Весной 1903 года приятная итальянская интерлюдия подошла к концу. Мысли матери обратились к обучению детей. Ее выбор пал на швейцарский пансион, где они могли продолжать изучать французский. Поскольку «Тьо», мачеха Марии Александровны, Сюзанна Мейн, родилась и получила воспитание в Швейцарии, она была выбрана для сопровождения детей в Лозанну. Там, в пансионе сестер Лаказ Марину и Асю окружили добротой и вниманием; все знали, что их отец далеко, в холодной России, а мать в Италии, смертельно больная. Но, когда Марина и Ася столкнулись с новыми школьными товарищами, воспитанными в духе сурового римского католицизма, возник неожиданный конфликт. В России Цветаевы отмечали религиозные праздники, но не соблюдали всех ритуалов Православной церкви. Мать учила их религиозной терпимости, говорила о гонениях на Иисуса, о своем уважении к евреям, подчеркивая, что Иисус был евреем. Атеизм их «революционных» друзей в Нерви оказался заразителен. И теперь Марина и Ася пытались отстоять перед друзьями свои новые убеждения, объясняя им, что рай и ад никогда не существовали, а религию придумали богачи для порабощения бедняков. Тем не менее атмосфера постоянного религиозного внушения и регулярных посещений католической службы в соединении с человеческим теплом, их окружавшим, постепенно изменяли взгляды цветаевских девочек. Они стали каждый вечер молиться в своих комнатах. Но мать выразила в письме беспокойство, и их религиозный пыл не продлился долго.
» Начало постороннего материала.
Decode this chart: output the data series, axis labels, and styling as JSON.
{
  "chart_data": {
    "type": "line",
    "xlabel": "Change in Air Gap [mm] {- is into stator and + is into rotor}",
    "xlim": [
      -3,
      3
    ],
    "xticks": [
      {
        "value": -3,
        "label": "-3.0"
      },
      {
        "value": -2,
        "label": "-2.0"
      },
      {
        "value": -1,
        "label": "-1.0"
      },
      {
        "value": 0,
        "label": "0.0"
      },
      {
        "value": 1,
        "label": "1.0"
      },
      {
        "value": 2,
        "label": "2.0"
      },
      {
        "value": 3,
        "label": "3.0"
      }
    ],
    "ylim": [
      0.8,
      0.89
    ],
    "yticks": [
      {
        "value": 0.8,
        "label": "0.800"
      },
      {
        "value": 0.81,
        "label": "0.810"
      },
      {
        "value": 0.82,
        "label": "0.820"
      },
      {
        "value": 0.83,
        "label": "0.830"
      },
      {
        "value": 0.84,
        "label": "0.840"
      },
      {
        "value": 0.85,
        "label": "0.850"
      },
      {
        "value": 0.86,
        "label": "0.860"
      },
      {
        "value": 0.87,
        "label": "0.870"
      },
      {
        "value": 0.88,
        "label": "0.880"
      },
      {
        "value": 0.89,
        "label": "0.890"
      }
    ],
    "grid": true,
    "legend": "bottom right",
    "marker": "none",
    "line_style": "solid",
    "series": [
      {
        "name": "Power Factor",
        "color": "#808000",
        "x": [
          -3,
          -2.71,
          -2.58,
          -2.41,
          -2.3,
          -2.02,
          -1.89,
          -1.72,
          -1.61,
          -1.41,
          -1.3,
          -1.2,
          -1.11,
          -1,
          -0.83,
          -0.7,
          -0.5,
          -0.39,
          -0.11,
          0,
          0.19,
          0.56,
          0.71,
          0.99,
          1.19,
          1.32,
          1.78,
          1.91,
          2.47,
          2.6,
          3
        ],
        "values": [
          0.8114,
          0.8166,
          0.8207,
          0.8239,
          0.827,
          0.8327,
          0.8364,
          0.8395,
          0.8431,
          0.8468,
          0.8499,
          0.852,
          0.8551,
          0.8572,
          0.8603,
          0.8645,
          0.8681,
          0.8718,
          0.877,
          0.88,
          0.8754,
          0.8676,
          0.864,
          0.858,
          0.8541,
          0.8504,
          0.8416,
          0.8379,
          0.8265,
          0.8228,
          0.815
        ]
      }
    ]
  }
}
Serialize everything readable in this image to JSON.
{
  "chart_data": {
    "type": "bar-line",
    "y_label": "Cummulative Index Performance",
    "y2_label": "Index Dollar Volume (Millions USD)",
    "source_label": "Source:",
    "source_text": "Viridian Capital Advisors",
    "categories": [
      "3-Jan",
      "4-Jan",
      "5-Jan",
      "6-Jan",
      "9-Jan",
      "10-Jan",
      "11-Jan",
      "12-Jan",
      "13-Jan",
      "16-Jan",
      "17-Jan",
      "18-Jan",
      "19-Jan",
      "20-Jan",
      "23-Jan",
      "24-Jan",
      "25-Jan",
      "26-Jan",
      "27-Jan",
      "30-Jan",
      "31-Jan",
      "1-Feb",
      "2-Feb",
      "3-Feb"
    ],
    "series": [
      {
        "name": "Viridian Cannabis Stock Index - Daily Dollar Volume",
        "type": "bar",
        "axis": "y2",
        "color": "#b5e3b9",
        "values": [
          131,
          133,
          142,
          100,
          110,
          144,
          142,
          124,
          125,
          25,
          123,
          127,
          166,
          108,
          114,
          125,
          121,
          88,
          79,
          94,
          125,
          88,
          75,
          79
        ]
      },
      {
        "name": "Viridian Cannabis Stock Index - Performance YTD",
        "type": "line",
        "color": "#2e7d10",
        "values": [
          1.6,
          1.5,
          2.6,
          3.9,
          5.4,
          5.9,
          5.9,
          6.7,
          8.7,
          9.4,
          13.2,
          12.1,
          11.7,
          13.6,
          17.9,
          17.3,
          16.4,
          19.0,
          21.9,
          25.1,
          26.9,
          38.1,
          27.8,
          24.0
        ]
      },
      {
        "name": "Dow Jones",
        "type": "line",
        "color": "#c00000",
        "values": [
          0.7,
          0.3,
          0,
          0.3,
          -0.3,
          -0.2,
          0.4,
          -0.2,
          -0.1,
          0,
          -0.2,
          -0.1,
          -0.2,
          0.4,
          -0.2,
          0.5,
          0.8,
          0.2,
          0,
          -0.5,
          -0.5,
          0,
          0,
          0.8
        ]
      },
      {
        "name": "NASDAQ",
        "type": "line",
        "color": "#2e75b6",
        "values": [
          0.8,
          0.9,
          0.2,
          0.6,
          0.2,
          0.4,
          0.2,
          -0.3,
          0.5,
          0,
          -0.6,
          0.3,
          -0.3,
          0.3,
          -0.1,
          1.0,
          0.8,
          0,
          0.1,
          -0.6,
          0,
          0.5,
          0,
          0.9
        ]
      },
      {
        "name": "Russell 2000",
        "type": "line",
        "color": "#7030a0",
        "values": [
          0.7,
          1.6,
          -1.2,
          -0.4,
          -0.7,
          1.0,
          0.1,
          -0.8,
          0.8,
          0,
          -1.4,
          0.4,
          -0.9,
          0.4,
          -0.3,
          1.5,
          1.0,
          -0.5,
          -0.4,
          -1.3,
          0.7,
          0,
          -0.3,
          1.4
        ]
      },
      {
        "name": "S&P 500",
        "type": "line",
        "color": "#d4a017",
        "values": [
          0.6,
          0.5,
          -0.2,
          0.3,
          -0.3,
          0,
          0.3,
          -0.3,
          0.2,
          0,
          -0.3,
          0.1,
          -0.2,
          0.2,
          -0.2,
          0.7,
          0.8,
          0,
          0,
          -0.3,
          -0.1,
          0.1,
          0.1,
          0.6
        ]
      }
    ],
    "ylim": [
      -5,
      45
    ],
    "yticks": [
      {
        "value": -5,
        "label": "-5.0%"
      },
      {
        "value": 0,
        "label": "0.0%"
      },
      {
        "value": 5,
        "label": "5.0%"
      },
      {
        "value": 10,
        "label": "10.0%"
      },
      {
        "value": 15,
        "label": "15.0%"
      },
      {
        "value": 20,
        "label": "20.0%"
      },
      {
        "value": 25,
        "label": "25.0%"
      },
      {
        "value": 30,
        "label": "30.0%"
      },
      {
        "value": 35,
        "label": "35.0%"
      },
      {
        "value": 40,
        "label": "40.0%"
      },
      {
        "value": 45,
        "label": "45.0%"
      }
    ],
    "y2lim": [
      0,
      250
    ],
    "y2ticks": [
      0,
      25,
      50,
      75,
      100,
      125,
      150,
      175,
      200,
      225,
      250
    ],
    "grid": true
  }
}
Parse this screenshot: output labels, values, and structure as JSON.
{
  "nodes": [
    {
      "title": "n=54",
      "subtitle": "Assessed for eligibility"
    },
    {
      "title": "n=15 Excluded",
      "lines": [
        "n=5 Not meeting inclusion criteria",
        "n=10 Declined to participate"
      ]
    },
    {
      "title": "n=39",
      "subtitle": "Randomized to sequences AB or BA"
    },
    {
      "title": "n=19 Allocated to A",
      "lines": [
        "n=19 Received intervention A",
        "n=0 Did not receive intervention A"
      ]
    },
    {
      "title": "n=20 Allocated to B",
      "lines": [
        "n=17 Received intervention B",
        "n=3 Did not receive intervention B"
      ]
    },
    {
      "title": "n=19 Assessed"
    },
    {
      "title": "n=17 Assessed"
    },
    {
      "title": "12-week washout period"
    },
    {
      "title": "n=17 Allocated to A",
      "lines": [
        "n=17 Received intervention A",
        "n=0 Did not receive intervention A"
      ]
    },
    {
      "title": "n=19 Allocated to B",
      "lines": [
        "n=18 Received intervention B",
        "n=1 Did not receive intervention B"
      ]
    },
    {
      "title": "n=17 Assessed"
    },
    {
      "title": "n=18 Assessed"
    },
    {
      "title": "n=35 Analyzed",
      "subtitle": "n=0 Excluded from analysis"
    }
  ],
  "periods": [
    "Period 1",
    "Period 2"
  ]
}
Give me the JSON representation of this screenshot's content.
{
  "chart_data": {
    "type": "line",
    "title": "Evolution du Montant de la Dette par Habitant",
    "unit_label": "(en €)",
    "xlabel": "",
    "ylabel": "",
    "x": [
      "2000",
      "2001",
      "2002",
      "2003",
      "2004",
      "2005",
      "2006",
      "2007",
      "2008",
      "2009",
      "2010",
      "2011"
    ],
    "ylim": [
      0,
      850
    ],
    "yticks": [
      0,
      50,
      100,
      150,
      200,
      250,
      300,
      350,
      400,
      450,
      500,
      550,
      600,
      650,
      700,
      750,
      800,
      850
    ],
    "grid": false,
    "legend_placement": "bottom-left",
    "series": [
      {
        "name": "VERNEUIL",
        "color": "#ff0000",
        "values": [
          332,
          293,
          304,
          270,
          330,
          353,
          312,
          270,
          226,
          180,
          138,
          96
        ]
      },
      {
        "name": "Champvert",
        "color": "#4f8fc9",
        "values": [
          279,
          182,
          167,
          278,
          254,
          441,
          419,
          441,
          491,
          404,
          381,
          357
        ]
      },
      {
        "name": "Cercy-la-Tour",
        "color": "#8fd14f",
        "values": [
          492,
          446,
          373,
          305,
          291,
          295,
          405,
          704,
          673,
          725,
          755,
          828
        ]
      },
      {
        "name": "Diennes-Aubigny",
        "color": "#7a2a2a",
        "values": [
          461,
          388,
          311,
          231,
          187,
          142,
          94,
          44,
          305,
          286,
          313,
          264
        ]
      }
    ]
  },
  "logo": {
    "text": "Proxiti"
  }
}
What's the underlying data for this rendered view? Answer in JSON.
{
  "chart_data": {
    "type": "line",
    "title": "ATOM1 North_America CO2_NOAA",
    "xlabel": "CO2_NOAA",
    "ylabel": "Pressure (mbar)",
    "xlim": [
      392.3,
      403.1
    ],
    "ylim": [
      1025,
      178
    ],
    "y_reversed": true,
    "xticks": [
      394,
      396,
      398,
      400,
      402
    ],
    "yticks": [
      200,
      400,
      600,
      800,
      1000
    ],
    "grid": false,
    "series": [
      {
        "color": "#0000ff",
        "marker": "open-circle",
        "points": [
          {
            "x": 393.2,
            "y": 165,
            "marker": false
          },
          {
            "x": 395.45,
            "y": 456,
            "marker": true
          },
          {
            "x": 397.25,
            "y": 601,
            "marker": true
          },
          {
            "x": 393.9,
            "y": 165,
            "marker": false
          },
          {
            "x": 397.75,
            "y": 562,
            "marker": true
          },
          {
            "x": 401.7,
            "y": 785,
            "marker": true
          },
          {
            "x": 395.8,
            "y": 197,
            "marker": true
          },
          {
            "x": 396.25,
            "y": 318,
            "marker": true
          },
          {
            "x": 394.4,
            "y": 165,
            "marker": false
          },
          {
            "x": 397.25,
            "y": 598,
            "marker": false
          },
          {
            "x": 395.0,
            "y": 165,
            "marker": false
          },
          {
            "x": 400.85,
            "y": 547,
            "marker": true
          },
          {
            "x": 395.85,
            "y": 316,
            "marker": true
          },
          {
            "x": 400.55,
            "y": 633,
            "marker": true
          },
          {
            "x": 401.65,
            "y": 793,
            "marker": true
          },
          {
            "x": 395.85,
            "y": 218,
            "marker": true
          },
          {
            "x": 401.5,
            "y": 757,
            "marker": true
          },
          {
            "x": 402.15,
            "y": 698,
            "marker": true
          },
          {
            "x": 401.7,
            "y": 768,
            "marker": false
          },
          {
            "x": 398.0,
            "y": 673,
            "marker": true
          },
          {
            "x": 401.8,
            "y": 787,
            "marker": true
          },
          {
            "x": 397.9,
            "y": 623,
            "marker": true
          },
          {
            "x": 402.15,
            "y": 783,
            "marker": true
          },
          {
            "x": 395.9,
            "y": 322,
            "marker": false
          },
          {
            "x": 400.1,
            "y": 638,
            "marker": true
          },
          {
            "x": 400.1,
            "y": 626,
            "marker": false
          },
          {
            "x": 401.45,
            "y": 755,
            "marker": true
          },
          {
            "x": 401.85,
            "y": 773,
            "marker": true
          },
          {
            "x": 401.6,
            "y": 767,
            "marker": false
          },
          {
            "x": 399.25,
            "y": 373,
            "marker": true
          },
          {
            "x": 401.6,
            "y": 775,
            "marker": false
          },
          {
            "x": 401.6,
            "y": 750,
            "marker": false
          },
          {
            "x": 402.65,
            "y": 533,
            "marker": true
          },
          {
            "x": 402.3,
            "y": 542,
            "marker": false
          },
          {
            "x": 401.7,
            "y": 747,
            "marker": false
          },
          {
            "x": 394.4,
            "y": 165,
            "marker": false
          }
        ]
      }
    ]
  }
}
Вскоре мать приехала их навестить. Хотя ее здоровье улучшилось, ей пришлось провести еще год в Италии. Марина и Ася ходили с ней на прогулки, слушали ее рассказы и вскоре были вовлечены, как и раньше, в ореол ее тихой постоянной печали. Ранние стихи Марины говорят о настроении постоянной, мучительной разлуки, о смирении перед скоротечностью жизни, о полетах в лиризм и утешении в том, чтобы быть вместе. Одно из таких стихотворений, «В Ouchy» (предместье Лозанны), условно и сентиментально, но оно отражает отношение матери с дочерьми. Кто может противостоять соблазнительному призыву уйти от реальности, раствориться в печали, слиться с исходящим от матери ощущением безопасности?
В 1904 году в конце школьного семестра семья воссоединилась в Германии. Цветаев приехал из России, Мария Александровна — из Италии, и они вместе провели лето в Шварцвальде. Будущее казалось безопасным и обнадеживающим: мать останется в Германии, чтобы привыкнуть к более холодному климату. И если все пойдет по плану, грядущим летом она сможет вернуться в Россию, сначала в Крым, а потом в Москву, домой.
На следующий 1904–1905 учебный год Марина и Ася поступили в пансион сестер Бринк во Фрейбурге. Девочки возненавидели пансион Бринк с его строгой немецкой дисциплиной, скукой и «тушеным ревенем». Мать понимала их бедственное положение и каждый день забирала их на три часа в чистенькую комнату в мансарде, которую сняла неподалеку. И как всегда они читали, предавались воспоминаниям и мечтали о будущем, в котором они навсегда останутся вместе. В субботу девочки оставались на ночь.
Этой осенью Мария Александровна, похоже, чувствовала себя лучше. Она посещала лекции по анатомии во Фрейбургском университете, планировала изучать испанский, прошла прослушивание в знаменитом хоре и была принята. Но предчувствие смерти все еще витало в воздухе. «Жизнь пролетит и все пройдет и закончится, — говорила-мать, — и кто-то другой будет сидеть за роялем. Меня с вами больше не будет». Зимой у матери случился рецидив, потрясший всех. Вернувшись с выступления хора, Мария Александровна слегла. Лихорадка продолжалась, и, по совету докторов, решено было вызвать ее мужа. Прогнозы оставались неясными.
И тут им телеграфировали: «Пожар в музее!» Хотя он был вскоре потушен, Цветаев вернулся в Москву. Мария Александровна тоже была огорчена. Она отвечала за всю иностранную корреспонденцию, обладая особенным даром соединять деловые и личные отношения.
«Главной же тайной ее успеха были, конечно, не словесные обороты; которые есть только слуги, а тот сердечный жар, без которого словесный дар — ничто. И, говоря о ее помощи отцу, я прежде всего говорю о неослабности ее духовного участия, чуде женской причастности, вхождения во все и выхождения из всего — победителем. Помогать музею было прежде всего духовно помогать отцу: верить в него, а когда нужно, и за него».